Multidrug resistance (MDR) is a major problem in successful treatment of cancers. Human ABCG2, a member of the ATP-binding cassette transporter superfamily, plays a key role in MDR and an important role in protecting cancer stem cells. Knockout of ABCG2 had no apparent adverse effect on the mice. Thus, ABCG2 is an ideal target for development of chemo-sensitizing agents for better treatment of drug resistant cancers and helping eradicate cancer stem cells.

Using rational screening of representatives from a chemical compound library, we found a novel inhibitor of ABCG2, PZ-39 (N-(4-chlorophenyl)-2-[(6-{[4,6-di(4-morpholinyl)-1,3,5-triazin-2-yl]amino}-1,3-benzothiazol-2-yl)sulfanyl]acetamide), that has two modes of actions by inhibiting ABCG2 activity and by accelerating its lysosome-dependent degradation. PZ-39 has no effect on ABCB1 and ABCC1-mediated drug efflux, resistance, and their expression, indicating that it may be specific to ABCG2. Analyses of its analogue compounds showed that the pharmacophore of PZ-39 is benzothiazole linked to a triazine ring backbone.

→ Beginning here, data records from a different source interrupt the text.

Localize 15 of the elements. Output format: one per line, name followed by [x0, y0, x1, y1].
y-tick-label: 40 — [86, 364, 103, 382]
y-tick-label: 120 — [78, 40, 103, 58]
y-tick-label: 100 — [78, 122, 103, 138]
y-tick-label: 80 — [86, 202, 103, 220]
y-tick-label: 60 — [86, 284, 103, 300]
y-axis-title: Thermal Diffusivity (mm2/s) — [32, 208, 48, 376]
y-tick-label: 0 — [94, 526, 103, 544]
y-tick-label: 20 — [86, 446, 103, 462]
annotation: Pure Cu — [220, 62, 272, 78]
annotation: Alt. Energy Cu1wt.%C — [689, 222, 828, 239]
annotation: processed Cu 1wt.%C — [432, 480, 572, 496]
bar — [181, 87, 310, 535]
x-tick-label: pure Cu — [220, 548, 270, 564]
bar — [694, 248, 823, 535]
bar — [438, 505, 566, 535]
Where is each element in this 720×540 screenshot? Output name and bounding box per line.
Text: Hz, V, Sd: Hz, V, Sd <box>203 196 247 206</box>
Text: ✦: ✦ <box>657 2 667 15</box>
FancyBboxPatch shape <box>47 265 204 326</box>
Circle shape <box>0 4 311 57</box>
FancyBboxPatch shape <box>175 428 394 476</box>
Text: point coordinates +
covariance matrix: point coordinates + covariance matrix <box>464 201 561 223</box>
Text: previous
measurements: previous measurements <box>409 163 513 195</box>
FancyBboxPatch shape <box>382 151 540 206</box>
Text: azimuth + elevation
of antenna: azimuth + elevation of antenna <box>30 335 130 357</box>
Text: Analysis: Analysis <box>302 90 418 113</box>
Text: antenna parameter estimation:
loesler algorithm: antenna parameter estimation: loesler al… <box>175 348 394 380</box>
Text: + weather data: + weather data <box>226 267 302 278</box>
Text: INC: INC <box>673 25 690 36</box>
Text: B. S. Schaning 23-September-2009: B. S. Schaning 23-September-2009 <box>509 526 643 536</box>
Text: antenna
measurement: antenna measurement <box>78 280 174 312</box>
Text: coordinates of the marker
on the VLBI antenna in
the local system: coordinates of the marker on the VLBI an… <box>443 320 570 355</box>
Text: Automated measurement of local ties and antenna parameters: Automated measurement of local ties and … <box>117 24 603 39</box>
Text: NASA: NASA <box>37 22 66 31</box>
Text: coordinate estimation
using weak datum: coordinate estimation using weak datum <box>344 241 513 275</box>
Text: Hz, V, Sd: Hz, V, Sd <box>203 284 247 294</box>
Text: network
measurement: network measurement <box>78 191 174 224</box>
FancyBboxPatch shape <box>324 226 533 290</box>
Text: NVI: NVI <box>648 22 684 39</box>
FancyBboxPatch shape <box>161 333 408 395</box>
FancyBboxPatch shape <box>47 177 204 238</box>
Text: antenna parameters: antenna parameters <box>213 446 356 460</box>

Unlike any previously known ABCG2 transporter inhibitors, PZ-39 has a novel two-mode action by inhibiting ABCG2 activity, an acute effect, and by accelerating lysosome-dependent degradation, a chronic effect. PZ-39 is potentially a valuable probe for structure-function studies of ABCG2 and a lead compound for developing therapeutics targeting ABCG2-mediated MDR in combinational cancer chemotherapy.